O mercado americano representa atualmente 75% do faturamento da empresa.


A Embraer apresentou ao governo dos Estados Unidos uma proposta para fabricar o cargueiro KC-390 em solo americano, como forma de driblar a tarifa de 10% imposta pelo presidente norte-americano Donald Trump sobre produtos brasileiros.

O projeto representa um investimento estimado em US$ 500 milhões e a criação de aproximadamente 2 mil empregos diretos. A decisão final cabe à Força Aérea dos EUA, que atualmente utiliza os cargueiros Hércules, produzidos pela concorrente americana Lockheed Martin.

Apesar de os aviões da Embraer terem sido incluídos na lista de exceções da nova tarifa de 40%, que entra em vigor nesta quarta-feira (6), ainda permanecem sujeitos à alíquota de 10%, anunciada em abril por Trump.

Nos próximos cinco anos, a empresa planeja importar US$ 21 bilhões em motores da General Electric, válvulas e outros componentes produzidos nos EUA, ao passo que prevê exportar US$ 13 bilhões em aeronaves, gerando um superávit de US$ 8 bilhões para os americanos.

A Embraer já conta com mais de 2.500 empregos diretos em território americano, com duas fábricas na Flórida, localizadas em Melbourne e Jacksonville, além de cinco unidades de serviços de manutenção. Segundo a companhia, a aquisição de componentes nos Estados Unidos sustenta outros 10 mil empregos indiretos.

No segmento da aviação civil, o modelo E175, com capacidade para 80 passageiros, é essencial para a aviação regional dos EUA. Mais de 80% dos aviões utilizados nesse segmento no país são da Embraer.
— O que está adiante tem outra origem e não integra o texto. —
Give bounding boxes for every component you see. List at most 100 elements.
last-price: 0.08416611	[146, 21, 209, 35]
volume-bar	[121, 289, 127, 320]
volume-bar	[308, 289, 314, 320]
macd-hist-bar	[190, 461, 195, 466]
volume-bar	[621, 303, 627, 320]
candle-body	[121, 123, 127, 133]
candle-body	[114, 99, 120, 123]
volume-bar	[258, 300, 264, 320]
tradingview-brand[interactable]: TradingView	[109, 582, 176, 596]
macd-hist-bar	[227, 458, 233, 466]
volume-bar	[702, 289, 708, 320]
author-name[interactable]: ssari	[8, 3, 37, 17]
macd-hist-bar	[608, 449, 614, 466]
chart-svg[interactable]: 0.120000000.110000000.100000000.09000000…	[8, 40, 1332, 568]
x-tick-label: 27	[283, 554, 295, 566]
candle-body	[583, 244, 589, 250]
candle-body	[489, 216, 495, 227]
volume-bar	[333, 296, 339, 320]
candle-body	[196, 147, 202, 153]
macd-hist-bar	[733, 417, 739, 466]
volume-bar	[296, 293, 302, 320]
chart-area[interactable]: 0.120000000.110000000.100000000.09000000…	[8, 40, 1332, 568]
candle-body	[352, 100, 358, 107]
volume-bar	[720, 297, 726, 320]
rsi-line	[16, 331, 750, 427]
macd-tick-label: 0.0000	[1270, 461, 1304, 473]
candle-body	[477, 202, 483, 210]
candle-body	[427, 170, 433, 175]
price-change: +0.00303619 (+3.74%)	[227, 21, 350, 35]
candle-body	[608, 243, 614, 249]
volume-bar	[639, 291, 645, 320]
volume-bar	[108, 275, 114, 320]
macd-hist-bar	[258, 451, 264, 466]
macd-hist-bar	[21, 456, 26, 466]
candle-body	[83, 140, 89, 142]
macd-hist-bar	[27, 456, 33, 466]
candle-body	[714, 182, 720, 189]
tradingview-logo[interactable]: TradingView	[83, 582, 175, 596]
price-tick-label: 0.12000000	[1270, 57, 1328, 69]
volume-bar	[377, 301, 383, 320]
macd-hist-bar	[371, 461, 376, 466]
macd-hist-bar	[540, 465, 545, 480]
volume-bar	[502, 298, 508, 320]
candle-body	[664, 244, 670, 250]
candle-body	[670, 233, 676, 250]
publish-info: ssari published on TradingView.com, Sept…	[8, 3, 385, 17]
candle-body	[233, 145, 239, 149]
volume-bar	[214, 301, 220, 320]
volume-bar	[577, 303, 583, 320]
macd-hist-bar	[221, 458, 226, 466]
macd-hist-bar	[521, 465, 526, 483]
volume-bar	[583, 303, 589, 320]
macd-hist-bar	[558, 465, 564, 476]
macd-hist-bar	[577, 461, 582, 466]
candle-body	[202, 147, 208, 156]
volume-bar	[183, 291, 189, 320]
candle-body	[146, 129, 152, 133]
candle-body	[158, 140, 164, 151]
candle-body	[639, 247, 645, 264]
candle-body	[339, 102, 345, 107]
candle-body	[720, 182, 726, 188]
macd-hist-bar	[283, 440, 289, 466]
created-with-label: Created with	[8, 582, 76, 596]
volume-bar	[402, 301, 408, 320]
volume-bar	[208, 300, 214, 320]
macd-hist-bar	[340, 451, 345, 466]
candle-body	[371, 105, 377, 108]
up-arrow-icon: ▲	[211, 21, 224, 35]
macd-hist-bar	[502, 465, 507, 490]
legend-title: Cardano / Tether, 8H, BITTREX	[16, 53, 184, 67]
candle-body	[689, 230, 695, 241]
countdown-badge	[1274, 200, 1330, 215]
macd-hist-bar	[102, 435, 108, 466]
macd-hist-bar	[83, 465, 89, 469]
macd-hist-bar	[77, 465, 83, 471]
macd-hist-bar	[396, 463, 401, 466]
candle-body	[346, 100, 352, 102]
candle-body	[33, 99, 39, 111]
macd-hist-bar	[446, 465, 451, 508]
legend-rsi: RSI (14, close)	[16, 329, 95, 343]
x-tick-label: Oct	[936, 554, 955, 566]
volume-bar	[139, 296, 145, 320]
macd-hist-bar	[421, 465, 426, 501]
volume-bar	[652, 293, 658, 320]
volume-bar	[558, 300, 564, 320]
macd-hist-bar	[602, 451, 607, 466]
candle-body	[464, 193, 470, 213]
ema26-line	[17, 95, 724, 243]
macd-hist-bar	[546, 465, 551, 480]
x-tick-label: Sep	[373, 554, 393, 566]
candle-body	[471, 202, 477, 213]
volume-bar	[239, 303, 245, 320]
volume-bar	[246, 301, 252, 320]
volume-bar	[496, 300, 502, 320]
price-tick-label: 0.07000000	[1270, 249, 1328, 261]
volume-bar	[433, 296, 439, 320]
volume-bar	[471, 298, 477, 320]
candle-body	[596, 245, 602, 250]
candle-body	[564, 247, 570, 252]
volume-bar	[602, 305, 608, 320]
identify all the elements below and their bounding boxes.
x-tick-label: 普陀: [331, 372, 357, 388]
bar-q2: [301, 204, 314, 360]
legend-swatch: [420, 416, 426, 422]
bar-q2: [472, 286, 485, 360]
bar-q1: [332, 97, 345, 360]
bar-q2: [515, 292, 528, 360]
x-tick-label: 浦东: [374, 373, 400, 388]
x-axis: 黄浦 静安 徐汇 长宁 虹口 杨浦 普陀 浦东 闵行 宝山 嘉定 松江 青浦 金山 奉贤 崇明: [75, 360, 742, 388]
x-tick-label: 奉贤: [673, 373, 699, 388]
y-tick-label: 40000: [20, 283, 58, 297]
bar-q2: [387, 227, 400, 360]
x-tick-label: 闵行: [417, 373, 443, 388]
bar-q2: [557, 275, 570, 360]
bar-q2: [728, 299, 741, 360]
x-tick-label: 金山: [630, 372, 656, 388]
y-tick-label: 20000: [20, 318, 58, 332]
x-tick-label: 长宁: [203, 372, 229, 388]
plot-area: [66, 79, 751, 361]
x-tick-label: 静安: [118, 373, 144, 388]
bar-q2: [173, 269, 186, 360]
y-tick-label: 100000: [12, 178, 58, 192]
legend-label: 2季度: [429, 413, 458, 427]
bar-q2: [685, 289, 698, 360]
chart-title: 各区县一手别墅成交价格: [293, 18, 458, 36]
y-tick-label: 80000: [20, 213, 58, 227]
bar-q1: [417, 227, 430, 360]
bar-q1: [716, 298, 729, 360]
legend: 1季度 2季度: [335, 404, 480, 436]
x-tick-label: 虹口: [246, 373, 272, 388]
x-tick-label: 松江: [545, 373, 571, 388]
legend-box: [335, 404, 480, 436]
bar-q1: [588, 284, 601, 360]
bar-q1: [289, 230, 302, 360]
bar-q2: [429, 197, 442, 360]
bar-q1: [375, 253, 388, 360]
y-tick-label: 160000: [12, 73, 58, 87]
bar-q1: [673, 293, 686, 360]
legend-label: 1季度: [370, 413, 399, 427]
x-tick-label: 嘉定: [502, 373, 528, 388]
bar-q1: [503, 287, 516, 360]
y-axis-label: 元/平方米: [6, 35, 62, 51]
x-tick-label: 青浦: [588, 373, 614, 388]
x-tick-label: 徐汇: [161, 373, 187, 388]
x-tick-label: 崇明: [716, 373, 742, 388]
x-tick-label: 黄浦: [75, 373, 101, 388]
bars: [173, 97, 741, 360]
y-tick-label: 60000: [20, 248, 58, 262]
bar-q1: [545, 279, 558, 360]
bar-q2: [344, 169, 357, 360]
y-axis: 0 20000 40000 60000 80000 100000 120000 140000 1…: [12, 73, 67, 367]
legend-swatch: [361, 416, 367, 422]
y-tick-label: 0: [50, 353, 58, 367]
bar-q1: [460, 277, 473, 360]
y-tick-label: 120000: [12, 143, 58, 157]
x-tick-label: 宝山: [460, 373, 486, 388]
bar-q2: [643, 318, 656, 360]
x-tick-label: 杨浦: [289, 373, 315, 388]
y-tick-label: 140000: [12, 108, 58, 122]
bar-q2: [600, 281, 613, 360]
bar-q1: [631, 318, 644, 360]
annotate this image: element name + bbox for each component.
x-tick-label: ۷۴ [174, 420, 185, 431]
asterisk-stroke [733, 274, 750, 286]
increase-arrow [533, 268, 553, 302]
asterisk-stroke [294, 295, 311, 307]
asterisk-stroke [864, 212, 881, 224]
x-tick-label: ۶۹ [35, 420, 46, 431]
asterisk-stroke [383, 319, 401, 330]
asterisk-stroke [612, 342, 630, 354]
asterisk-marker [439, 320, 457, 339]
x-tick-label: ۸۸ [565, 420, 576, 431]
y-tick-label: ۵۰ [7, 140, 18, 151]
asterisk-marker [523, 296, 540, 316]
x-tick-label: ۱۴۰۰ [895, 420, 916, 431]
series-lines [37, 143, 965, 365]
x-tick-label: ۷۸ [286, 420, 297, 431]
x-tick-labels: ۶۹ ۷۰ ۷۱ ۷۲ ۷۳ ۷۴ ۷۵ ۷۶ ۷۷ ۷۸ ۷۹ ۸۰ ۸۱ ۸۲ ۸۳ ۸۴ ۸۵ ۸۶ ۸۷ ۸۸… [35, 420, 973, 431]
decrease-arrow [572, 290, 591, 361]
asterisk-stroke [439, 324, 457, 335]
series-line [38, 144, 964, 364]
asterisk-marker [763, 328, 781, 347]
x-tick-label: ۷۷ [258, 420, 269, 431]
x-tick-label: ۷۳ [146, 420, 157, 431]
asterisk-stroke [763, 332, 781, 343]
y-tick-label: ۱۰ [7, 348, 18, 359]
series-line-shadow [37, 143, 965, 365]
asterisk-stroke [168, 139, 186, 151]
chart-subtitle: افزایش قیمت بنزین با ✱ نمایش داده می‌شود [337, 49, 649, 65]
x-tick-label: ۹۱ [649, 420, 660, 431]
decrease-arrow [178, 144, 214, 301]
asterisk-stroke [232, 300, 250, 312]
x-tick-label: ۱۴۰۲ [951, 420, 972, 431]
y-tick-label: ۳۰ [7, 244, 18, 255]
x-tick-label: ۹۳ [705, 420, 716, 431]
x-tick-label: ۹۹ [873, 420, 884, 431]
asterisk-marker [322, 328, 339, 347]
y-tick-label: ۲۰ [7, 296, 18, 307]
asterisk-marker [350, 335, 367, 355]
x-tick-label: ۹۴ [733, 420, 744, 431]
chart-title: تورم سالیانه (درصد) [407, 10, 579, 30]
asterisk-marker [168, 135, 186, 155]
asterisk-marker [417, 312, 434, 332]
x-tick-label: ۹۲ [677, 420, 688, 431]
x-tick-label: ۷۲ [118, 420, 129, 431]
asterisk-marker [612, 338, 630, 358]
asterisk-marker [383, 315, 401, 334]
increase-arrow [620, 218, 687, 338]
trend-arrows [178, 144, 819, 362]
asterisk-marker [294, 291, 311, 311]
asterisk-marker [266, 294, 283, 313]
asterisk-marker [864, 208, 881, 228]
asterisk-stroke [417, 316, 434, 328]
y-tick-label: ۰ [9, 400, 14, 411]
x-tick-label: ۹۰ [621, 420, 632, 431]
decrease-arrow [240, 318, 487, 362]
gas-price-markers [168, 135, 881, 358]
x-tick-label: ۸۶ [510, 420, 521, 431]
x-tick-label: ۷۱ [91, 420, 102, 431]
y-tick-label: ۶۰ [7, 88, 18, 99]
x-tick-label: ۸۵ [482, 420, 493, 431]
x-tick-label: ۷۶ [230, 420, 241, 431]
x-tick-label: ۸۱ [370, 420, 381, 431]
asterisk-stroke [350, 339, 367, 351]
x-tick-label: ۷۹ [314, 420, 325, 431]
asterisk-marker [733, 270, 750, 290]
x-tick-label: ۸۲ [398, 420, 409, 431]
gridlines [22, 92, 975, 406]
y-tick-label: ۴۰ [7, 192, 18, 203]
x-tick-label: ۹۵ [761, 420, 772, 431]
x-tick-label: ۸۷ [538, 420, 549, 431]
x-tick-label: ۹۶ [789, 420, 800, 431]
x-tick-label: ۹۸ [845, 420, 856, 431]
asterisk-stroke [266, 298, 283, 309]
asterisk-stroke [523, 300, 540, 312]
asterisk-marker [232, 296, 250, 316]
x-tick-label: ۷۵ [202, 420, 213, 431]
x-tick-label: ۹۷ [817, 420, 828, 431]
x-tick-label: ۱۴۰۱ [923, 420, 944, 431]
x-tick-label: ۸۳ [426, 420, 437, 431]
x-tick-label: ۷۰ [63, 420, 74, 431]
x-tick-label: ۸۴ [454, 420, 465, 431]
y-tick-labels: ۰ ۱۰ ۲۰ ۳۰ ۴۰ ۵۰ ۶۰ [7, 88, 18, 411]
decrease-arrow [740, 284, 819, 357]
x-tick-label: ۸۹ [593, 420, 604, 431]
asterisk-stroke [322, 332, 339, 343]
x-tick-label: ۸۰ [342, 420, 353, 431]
Em aeroportos como LaGuardia, em Nova York, e Ronald Reagan, em Washington, DC, um terço dos voos é operado com aeronaves brasileiras.

A Embraer ocupa sozinha esse nicho desde a falência da canadense Bombardier. A Airbus, que comprou a Bombardier, beneficia-se de tarifa zero após acordos entre os EUA e a União Europeia, o que também se aplica à Boeing no mercado europeu. No entanto, os modelos dessas empresas são considerados grandes demais para a aviação regional.

Em 2024, a Embraer vendeu 90 aviões para a United Airlines e, neste ano, 60 para a SkyWest. O mercado americano representa atualmente 75% do faturamento da empresa.